Solita ne savait pas quoi faire. Peu importe où elle se tournait, elle semblait causer des problèmes. Se sentant très triste, Solita a décidé d'aller se promener dans la forêt.

Là, elle a remarqué de magnifiques petites fleurs sauvages jaunes qui poussaient sous les pins. Les toutes petites fleurs semblaient lui sourire.

"Puis-je cueillir l'une de vous et vous ramener à la maison ?" a-t-elle demandé à voix haute.

Les fleurs ont semblé hocher la tête.

"Oui, bien sûr, tu peux. Nous serions heureuses de venir avec toi," ont-elles semblé dire alors qu'une douce brise passait à travers elles.

Alors Solita a cueilli quelques-unes des fleurs les plus brillantes et les plus jaunes de toutes.

Sur le chemin du retour, elle a vu une vieille femme en fauteuil roulant au bord de la rivière. C'était Charlotte Marentette. Charlotte avait perdu son mari quelques années auparavant et avait l'air solitaire.

Solita s'est approchée de Mme Marentette. "J'ai un cadeau pour vous aujourd'hui."

"Un cadeau pour moi ? Pourquoi ?" a demandé Mme Marentette.

"Parce que je vous apprécie. Parce que vous êtes une bonne voisine," a répondu Solita en donnant à Mme Marentette une magnifique fleur sauvage jaune.

Immédiatement, les yeux de Mme Marentette se sont illuminés. Ses lèvres se sont transformées, peut-être pour la première fois depuis des années, en un sourire. Une larme est venue au coin de son œil.

"Merci, Solita.
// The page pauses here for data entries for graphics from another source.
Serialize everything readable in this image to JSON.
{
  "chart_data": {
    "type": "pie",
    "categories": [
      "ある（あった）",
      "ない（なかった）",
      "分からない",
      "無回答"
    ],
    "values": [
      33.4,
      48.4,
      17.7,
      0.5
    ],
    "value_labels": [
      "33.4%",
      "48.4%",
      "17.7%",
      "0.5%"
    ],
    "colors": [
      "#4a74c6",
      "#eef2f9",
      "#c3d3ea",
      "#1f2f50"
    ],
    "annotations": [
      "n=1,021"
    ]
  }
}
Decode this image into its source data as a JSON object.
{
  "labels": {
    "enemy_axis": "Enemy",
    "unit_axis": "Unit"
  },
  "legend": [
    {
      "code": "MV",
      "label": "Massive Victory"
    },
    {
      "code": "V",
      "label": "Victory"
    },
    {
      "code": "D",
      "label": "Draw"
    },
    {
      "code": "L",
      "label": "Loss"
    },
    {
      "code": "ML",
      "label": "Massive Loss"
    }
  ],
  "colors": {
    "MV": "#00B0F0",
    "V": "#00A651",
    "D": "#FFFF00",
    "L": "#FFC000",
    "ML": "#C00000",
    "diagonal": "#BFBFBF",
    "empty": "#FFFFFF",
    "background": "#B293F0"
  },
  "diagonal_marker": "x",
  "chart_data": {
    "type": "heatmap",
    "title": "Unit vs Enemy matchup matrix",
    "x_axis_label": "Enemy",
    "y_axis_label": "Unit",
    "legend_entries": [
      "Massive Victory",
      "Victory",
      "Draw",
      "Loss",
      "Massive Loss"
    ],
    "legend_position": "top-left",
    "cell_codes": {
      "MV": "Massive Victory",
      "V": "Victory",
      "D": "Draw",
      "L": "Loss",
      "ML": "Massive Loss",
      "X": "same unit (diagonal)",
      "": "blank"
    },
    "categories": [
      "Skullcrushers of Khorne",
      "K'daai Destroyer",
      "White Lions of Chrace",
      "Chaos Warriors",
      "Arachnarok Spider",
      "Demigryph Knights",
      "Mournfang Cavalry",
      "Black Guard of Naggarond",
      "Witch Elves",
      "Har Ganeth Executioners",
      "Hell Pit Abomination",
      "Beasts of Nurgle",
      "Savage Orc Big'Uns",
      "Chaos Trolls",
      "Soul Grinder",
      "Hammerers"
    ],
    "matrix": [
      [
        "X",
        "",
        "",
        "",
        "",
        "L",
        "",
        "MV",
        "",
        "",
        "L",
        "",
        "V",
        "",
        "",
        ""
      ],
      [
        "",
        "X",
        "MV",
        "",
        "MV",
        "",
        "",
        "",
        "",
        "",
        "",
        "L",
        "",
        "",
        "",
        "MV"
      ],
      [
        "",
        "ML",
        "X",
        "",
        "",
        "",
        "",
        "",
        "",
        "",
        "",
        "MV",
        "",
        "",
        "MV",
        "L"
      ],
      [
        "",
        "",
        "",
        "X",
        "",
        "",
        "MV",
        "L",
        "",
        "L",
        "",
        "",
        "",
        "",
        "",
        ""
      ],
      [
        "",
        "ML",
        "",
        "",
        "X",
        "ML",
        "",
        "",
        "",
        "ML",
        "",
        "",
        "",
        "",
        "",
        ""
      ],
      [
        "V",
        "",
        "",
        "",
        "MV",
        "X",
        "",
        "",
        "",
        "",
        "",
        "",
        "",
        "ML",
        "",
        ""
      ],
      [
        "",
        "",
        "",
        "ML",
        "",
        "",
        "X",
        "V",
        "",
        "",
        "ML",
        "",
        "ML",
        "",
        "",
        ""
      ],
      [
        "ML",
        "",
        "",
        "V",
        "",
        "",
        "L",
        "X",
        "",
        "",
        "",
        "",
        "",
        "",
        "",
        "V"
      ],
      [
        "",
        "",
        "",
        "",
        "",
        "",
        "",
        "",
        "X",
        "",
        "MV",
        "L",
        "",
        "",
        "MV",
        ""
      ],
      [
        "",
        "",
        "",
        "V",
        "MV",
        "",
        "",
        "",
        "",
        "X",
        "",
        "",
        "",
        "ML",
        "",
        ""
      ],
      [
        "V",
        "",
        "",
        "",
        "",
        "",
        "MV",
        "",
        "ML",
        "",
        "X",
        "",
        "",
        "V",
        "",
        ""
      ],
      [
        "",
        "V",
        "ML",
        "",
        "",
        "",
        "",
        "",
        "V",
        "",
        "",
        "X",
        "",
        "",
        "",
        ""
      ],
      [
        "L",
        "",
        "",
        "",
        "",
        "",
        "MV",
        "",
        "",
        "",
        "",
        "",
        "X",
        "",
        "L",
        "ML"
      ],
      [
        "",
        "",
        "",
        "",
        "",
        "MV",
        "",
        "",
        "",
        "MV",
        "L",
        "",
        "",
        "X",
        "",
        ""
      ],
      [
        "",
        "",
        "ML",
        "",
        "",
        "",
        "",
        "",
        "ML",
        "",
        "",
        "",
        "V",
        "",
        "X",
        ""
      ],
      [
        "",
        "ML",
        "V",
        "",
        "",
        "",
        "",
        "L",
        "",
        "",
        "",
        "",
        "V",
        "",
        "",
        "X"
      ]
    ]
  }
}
Merci beaucoup."

"De rien," a répondu Solita.

Elle a continué son chemin jusqu'à ce qu'elle rencontre le sergent de police, qui était assis sur un banc avec son visage dans ses mains. Il avait l'air triste.
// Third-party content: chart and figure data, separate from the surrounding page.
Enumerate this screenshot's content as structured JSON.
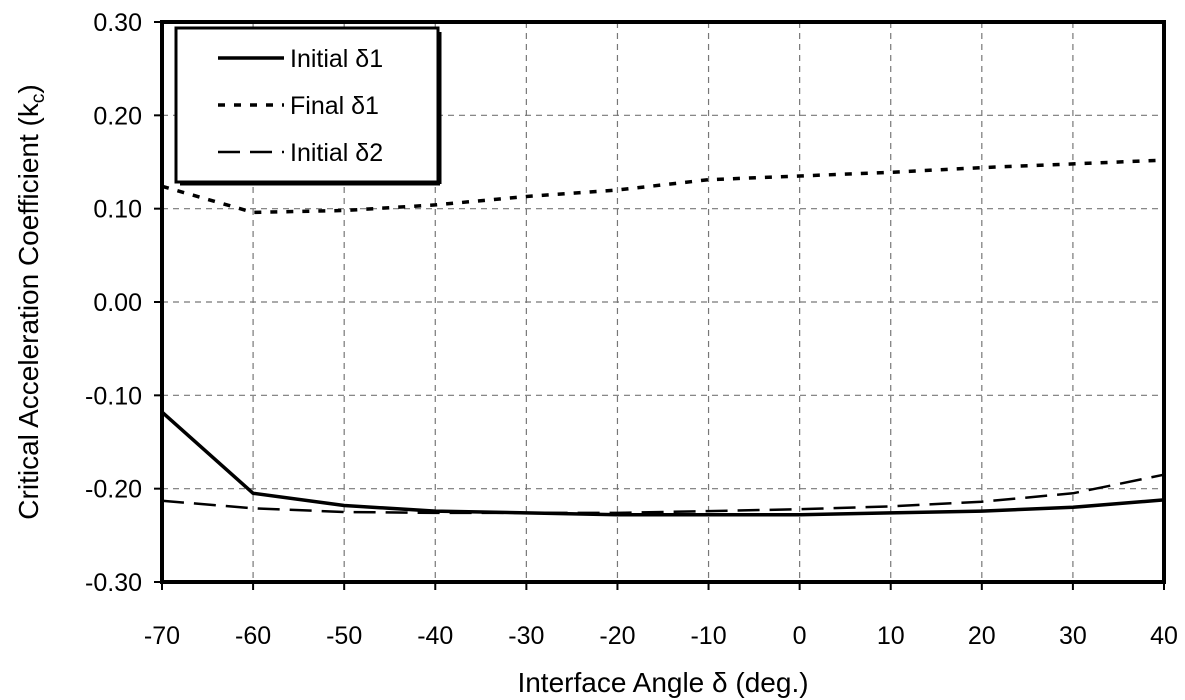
{
  "chart_data": {
    "type": "line",
    "title": "",
    "xlabel": "Interface Angle δ (deg.)",
    "ylabel_main": "Critical Acceleration Coefficient (k",
    "ylabel_sub": "c",
    "ylabel_close": ")",
    "xlim": [
      -70,
      40
    ],
    "ylim": [
      -0.3,
      0.3
    ],
    "x_ticks": [
      -70,
      -60,
      -50,
      -40,
      -30,
      -20,
      -10,
      0,
      10,
      20,
      30,
      40
    ],
    "x_tick_labels": [
      "-70",
      "-60",
      "-50",
      "-40",
      "-30",
      "-20",
      "-10",
      "0",
      "10",
      "20",
      "30",
      "40"
    ],
    "y_ticks": [
      -0.3,
      -0.2,
      -0.1,
      0.0,
      0.1,
      0.2,
      0.3
    ],
    "y_tick_labels": [
      "-0.30",
      "-0.20",
      "-0.10",
      "0.00",
      "0.10",
      "0.20",
      "0.30"
    ],
    "grid": true,
    "legend_position": "top-left",
    "series": [
      {
        "name": "Initial δ1",
        "style": "solid",
        "x": [
          -70,
          -60,
          -50,
          -40,
          -30,
          -20,
          -10,
          0,
          10,
          20,
          30,
          40
        ],
        "y": [
          -0.118,
          -0.205,
          -0.218,
          -0.224,
          -0.226,
          -0.228,
          -0.228,
          -0.228,
          -0.226,
          -0.224,
          -0.22,
          -0.212
        ]
      },
      {
        "name": "Final δ1",
        "style": "dotted",
        "x": [
          -70,
          -60,
          -50,
          -40,
          -30,
          -20,
          -10,
          0,
          10,
          20,
          30,
          40
        ],
        "y": [
          0.124,
          0.096,
          0.098,
          0.104,
          0.113,
          0.12,
          0.131,
          0.135,
          0.139,
          0.144,
          0.148,
          0.152
        ]
      },
      {
        "name": "Initial δ2",
        "style": "dashed",
        "x": [
          -70,
          -60,
          -50,
          -40,
          -30,
          -20,
          -10,
          0,
          10,
          20,
          30,
          40
        ],
        "y": [
          -0.213,
          -0.221,
          -0.225,
          -0.226,
          -0.226,
          -0.226,
          -0.224,
          -0.222,
          -0.219,
          -0.214,
          -0.205,
          -0.185
        ]
      }
    ]
  }
}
"Qu'y a-t-il, Sergent ? Allez-vous bien ?"

"Ma femme est contrariée parce que je dois tellement travailler. Je veux juste rendre notre village sûr pour tout le monde."
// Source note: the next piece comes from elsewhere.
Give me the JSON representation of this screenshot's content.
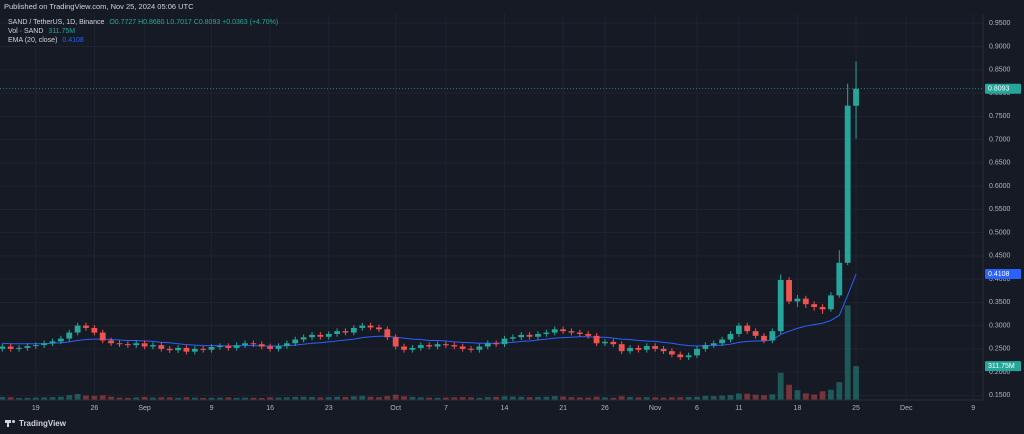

Solita a souri. "J'ai un cadeau pour vous. En fait, j'ai deux cadeaux pour vous. Voici une fleur pour vous. Et voici une autre fleur pour votre femme. S'il vous plaît, donnez-la-lui comme un cadeau de votre part."

Les yeux du sergent se sont illuminés.

"Pourquoi ? Pourquoi fais-tu cela ?" a-t-il demandé.

"Parce que je vous apprécie," a répondu Solita. "Parce que vous êtes un bon voisin."

Le sergent a bondi du banc. Il y avait une étincelle dans sa démarche alors qu'il rentrait rapidement chez lui en courant, les petites fleurs sauvages jaunes à la main.

Juste à ce moment-là, Solita a eu une idée — une idée très brillante. Elle a marché de retour vers la forêt. Elle a appelé ses amis qui vivaient dans le quartier.

"Venez me rejoindre. J'ai une idée."

"De quoi parles-tu ?" ont demandé ses amis alors qu'ils la suivaient dans la forêt.

"Ici," a dit Solita. "Regardez ces magnifiques fleurs sauvages. Cueillez-les en bouquet et suivez-moi."

Solita et ses amis sont retournés au village, qui était toujours couvert de nuages. Un par un, ils ont remis aux villageois de petites fleurs sauvages jaunes brillantes. Un par un, les villageois ont arboré de grands sourires heureux. Un par un, Solita et ses amis ont fait le tour des magasins et des maisons de la ville.

Soudain, après que toutes les fleurs sauvages aient été distribuées, les nuages au-dessus de la montagne se sont déplacés, et des rayons de soleil ont commencé à scintiller sur la rivière et sur les toits des maisons et des magasins du village.

Les villageois sont devenus plus brillants, plus remplis de vie. Ils ont commencé à danser, à rire, à sourire, et même à chanter dans les rues. Le sergent a pris sa femme par la main pour danser.

Mme Marentette est venue vers Solita avec un plat rempli de biscuits.

"J'ai un cadeau pour toi, Solita."

"Pourquoi ?" a demandé Solita.

"Parce que je t'apprécie. Parce que tu es une bonne voisine," a répondu Mme Marentette.

Solita a apporté un peu de soleil dans les cœurs de son village. Les voisins ont partagé ce soleil les uns avec les autres. Le village tout entier est devenu plus brillant. Le monde entier est devenu un peu plus brillant aussi.